The PF (Phase Fresnel) lens, developed by Nikon, effectively compensates chromatic aberration utilizing the photo diffraction phenomenon*. It provides superior chromatic aberration compensation performance when combined with a normal glass lens. Compared to many general camera lenses that employ an optical system using the photorefractive phenomenon, a remarkably compact and lightweight body can be attained with less number of lens elements.
* Diffraction phenomenon: Light has characteristics as a waveform. When a waveform faces an obstacle, it attempts to go around and behind it, and this characteristic is referred to as diffraction. Diffraction causes chromatic dispersion in the reverse order of refraction.
The D stands for Distance. Subject-to-camera distance information is obtained with an internal encoder, which is linked to the lens focus ring. This information is then transmitted to the camera body for high-precision exposure control found in 3D Color Matrix Metering II/III and i-TTL Balanced Fill-Flash. Every AF, AF-S, AF-P, PC and PC-E series lens has a distance signal built in.
For this type of lens, apertures are always selected from the camera body, as there is no aperture ring on the lens itself. Through the powerful control of diaphragm blades, stable high-speed continuous shooting is enabled, even at smaller apertures*.
*Some limitations apply.
An electromagnetic diaphragm mechanism is incorporated inside the body of these lenses and controlled via electronic signals from the camera body. This gives you incredibly accurate aperture control, even when a teleconverter is being used with a super-telephoto lens*.
*Some limitations apply.
AF DC-NIKKOR lenses feature exclusive Nikon Defocus-image Control technology. This allows photographers to control the degree of spherical aberration in the foreground or background by rotating the lens' DC ring. This will create a rounded out-of-focus blur that is ideal for portrait photography. No other lenses in the world offer this special technique.
Meniscus Protective Glass
NIKKOR's exclusive protective glass for lenses comes attached to the front of fast super-telephoto lenses. Normal flat protective glass lets incoming light reflect off the surface of the image sensor or film, especially under a strong light source such as a spotlight. This then reflects again off the protective glass, resulting in a ghost effect. NIKKOR's curved meniscus glass dramatically reduces this re-reflected light, realizing clearer images with less ghosting.

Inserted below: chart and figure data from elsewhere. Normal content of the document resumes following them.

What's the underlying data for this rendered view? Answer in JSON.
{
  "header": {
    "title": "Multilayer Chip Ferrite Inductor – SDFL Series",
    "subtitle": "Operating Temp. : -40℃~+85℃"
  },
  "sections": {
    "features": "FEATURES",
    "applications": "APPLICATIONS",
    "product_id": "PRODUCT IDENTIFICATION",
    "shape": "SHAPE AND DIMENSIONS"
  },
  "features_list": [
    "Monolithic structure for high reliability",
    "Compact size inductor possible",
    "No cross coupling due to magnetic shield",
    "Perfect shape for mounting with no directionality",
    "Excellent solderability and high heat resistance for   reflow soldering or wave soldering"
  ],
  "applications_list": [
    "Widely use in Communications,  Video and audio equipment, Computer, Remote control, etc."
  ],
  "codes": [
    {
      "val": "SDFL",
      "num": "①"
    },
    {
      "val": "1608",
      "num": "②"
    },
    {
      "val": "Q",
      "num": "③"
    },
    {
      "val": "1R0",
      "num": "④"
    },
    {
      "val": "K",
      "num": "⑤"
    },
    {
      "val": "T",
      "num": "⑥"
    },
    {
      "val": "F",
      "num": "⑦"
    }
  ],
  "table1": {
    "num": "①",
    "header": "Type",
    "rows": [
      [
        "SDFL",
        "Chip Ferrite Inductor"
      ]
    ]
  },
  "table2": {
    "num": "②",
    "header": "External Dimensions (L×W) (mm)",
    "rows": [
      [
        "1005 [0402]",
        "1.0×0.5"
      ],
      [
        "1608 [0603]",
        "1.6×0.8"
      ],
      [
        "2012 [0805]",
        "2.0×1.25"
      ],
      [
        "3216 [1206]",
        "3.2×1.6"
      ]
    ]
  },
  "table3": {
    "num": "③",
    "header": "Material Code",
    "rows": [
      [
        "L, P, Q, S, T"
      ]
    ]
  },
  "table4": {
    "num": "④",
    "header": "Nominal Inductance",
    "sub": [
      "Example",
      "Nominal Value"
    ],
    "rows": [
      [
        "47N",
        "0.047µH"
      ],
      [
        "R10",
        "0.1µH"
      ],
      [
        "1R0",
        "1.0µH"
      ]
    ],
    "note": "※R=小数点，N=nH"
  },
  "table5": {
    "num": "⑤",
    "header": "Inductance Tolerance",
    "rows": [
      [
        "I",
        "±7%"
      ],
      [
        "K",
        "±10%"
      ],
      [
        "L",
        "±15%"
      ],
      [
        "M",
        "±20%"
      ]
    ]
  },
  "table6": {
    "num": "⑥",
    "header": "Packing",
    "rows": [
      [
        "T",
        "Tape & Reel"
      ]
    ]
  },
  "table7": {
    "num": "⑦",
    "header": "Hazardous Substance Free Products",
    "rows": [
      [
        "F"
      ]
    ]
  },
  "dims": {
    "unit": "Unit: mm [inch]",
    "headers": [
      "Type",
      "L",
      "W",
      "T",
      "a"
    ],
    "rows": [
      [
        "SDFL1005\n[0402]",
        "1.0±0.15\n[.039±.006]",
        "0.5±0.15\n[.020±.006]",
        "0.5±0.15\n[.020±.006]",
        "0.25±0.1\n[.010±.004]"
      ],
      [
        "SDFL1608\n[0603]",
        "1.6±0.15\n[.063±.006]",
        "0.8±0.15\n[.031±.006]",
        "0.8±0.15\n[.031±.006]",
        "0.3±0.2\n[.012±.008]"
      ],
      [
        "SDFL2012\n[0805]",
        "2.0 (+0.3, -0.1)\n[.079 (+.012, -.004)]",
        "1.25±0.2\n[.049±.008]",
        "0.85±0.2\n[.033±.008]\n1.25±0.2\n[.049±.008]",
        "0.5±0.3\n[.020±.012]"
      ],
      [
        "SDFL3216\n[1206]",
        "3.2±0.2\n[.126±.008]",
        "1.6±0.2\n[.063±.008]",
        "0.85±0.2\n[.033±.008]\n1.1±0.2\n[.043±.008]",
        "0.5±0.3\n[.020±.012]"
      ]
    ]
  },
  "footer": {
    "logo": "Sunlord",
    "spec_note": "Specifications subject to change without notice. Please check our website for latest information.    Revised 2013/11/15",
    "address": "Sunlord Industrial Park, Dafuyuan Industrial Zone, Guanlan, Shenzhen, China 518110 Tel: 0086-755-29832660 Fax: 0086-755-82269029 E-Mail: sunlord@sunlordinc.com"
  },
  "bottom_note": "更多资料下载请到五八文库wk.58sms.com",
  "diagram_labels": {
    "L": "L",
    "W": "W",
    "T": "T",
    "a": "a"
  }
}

When shooting with an ordinary diaphragm, blurry, polygon-shaped spots are likely to appear in images of scenes that include point light sources such as street lamps or holiday lighting at night. A rounded diaphragm is achieved by using specialized blades for a beautiful and naturally round shape for out-of-focus objects.
MTF (Modulation Transfer Function) is one of the measurements that evaluate a lens' performance; it shows contrast reproducibility of the lens using characteristic spatial frequencies. Spatial frequencies indicate the number of lines per mm.

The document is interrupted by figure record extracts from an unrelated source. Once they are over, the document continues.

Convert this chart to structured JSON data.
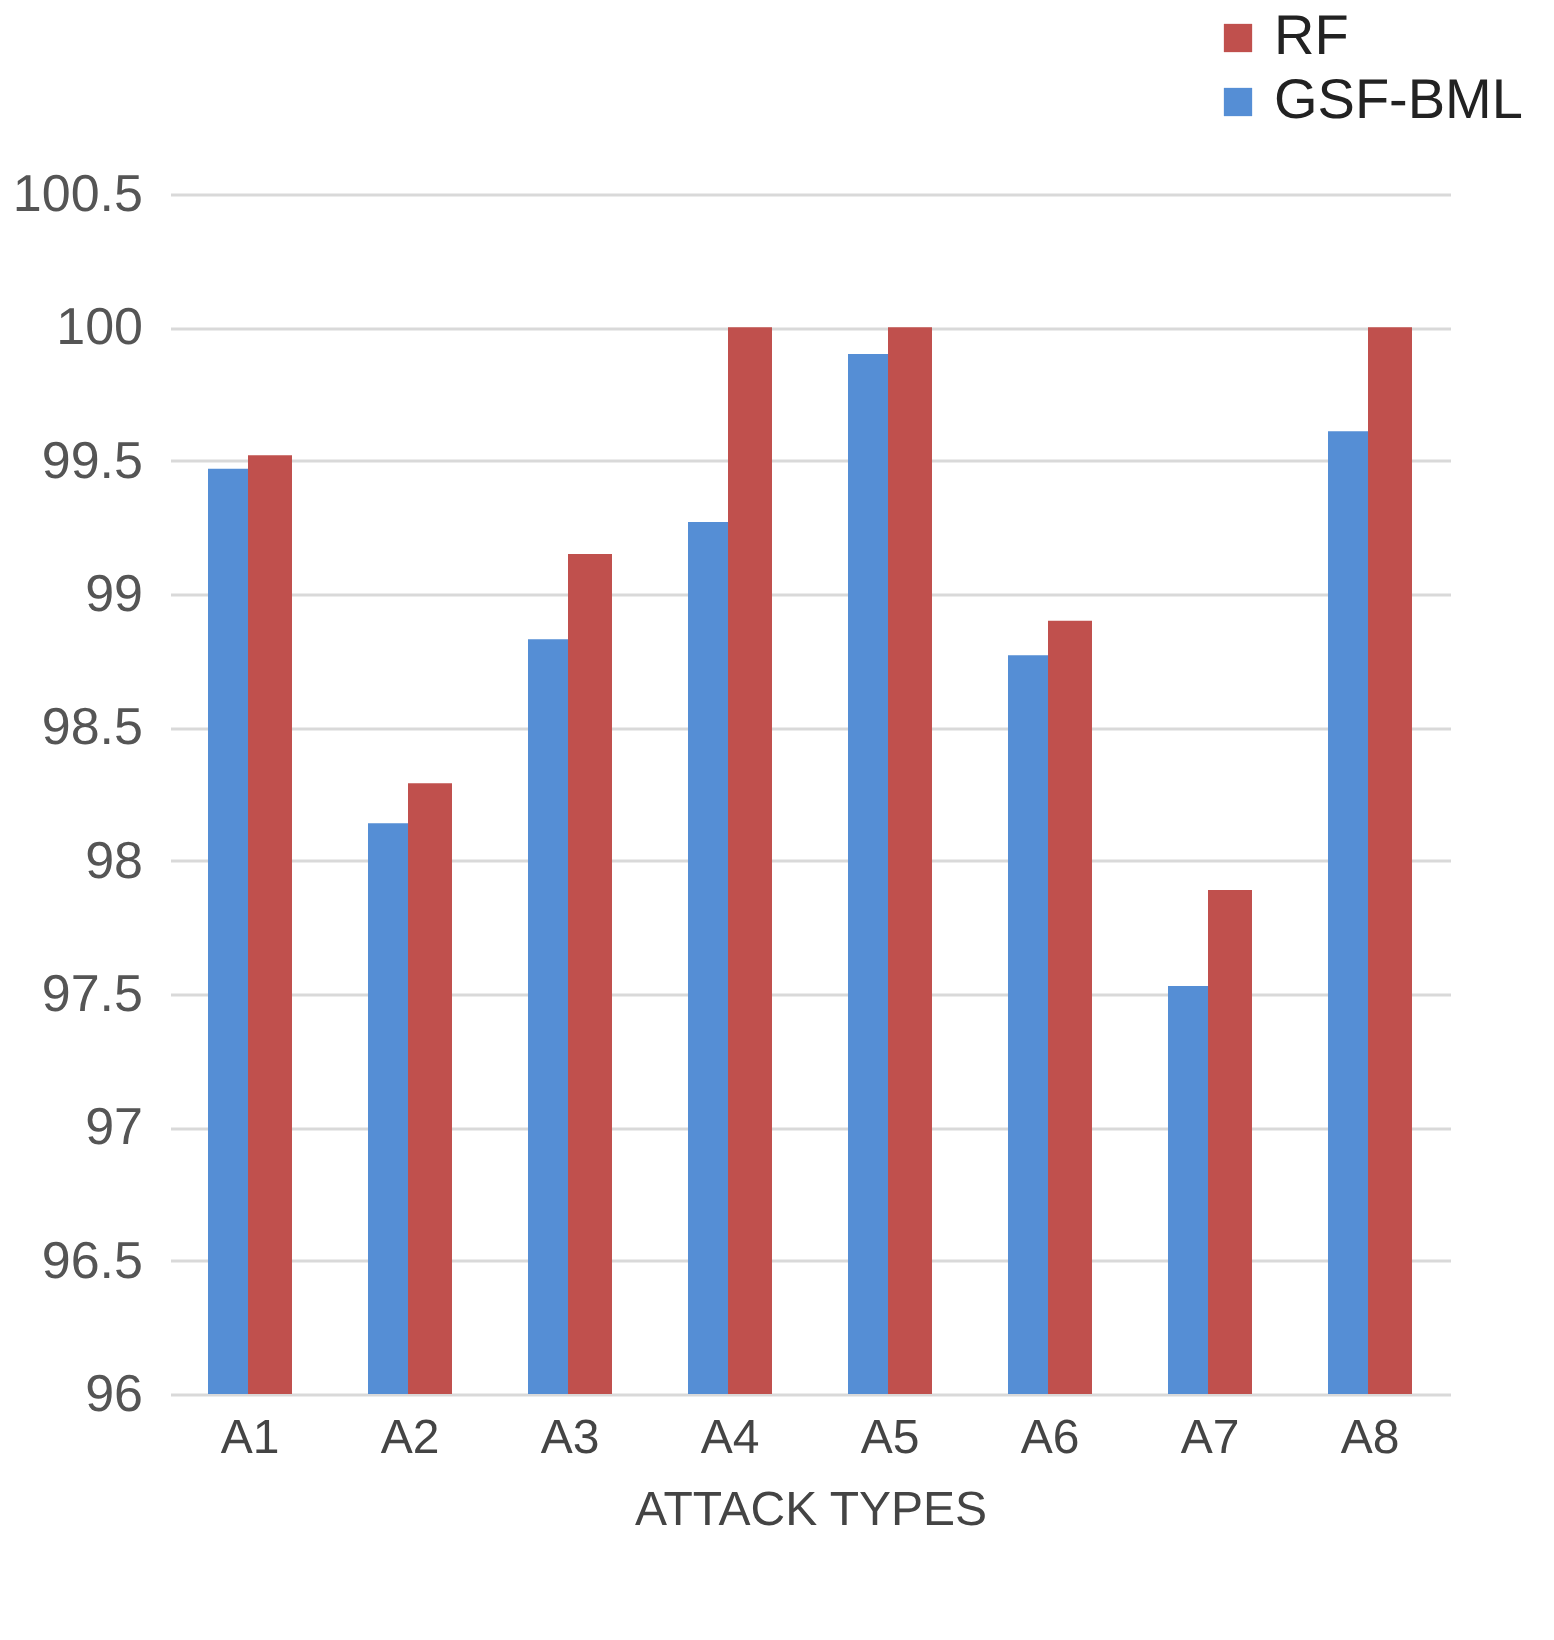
{
  "chart_data": {
    "type": "bar",
    "xlabel": "ATTACK TYPES",
    "categories": [
      "A1",
      "A2",
      "A3",
      "A4",
      "A5",
      "A6",
      "A7",
      "A8"
    ],
    "series": [
      {
        "name": "GSF-BML",
        "color": "#558ed5",
        "values": [
          99.47,
          98.14,
          98.83,
          99.27,
          99.9,
          98.77,
          97.53,
          99.61
        ]
      },
      {
        "name": "RF",
        "color": "#c0504d",
        "values": [
          99.52,
          98.29,
          99.15,
          100,
          100,
          98.9,
          97.89,
          100
        ]
      }
    ],
    "ylim": [
      96,
      100.5
    ],
    "yticks": [
      96,
      96.5,
      97,
      97.5,
      98,
      98.5,
      99,
      99.5,
      100,
      100.5
    ],
    "grid": "y",
    "legend": "top right"
  }
}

In the MTF chart of this website, the horizontal axis is in millimeters and shows the distance from the center of the image toward the edges, and contrast value (highest value is 1) is shown in the vertical axis, with fixed spatial frequencies of 10 lines/mm and 30 lines/mm.
The MTF chart for each lens is based on the value at the maximum aperture of the lens; the red line shows the spatial frequency of 10 lines/mm and the blue line, 30 lines/mm.
In the off-axis field, contrast reproducibility of the lens for sagittal direction and meridional direction varies with astigmatic affection. The path of 10 lines/mm indicates the contrast reproducibility of the lens (the higher and straighter is better). The higher and straighter the 30 lines/mm-path is, the higher the resolution of the lens.
Note that the lens performance can not be measured only with MTF chart. Softening or blurring of color also governs measurement.